Apple boss Tim Cook has said the company’s new privacy features are about helping users, and not a criticism of firms such as Facebook.
Mr Cook said internet users had the right to expect privacy when using different services online, and Apple was responding to that.
Facebook, along with other internet companies, has been accused of excessively collecting personal data from users, in many cases as a way to better serve adverts.
At its developer conference on Monday, Apple unveiled Sign In With Apple, a new online tool that will enable users to log in to apps and websites using their encrypted Apple ID, rather than having to share their credentials from social sites.
“We’re not really taking a shot at anybody, we focus on the user,” he said.

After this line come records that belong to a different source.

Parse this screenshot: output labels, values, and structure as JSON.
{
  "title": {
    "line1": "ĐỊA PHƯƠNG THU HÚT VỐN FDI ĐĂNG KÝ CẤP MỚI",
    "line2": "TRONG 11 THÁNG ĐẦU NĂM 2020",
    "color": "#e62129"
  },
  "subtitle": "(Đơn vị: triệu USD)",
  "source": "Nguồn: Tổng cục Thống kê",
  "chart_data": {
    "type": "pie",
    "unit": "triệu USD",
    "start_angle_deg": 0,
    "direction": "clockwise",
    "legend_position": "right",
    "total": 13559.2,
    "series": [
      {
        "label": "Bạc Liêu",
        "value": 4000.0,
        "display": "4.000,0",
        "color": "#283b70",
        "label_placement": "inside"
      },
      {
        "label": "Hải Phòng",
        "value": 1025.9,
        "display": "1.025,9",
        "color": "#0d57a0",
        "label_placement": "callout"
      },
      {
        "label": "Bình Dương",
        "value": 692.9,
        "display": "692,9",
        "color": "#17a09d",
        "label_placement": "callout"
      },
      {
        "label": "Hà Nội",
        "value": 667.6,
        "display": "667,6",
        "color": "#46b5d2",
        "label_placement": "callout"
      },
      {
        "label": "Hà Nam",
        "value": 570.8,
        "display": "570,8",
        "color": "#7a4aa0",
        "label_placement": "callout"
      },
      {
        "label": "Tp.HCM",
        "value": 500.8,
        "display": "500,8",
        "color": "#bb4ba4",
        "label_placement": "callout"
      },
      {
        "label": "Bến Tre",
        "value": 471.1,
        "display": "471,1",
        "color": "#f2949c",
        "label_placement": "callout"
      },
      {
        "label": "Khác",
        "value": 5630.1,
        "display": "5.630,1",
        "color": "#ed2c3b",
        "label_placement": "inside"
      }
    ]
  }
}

“And the user wants the ability to go across numerous properties on the web without being under surveillance.
“We’re moving privacy protections forward and I actually think it’s a very reasonable request for people to make.”
The Apple chief executive added that he thought heightened awareness of online privacy was good for democracy, as well as technology companies.
“You can imagine an environment where everyone begins to think there’s no privacy, and if there’s no privacy, your freedom of expression just plummets because now you’re going to be thinking about that everybody’s going to know every single thing that you’re doing.
“This is not good for our country. This is not good for democracy.”
The tech giant’s Worldwide Developer Conference (WWDC) also saw Apple confirm it was to replace iTunes with three apps – Music, TV and Podcasts – after 18 years of running the service.
The service will remain unchanged on Windows.
New dedicated software for the iPad – called iPadOS – was also announced, alongside the next version of iOS, iOS 13, which will include a dark mode for the first time, for use in low-light conditions.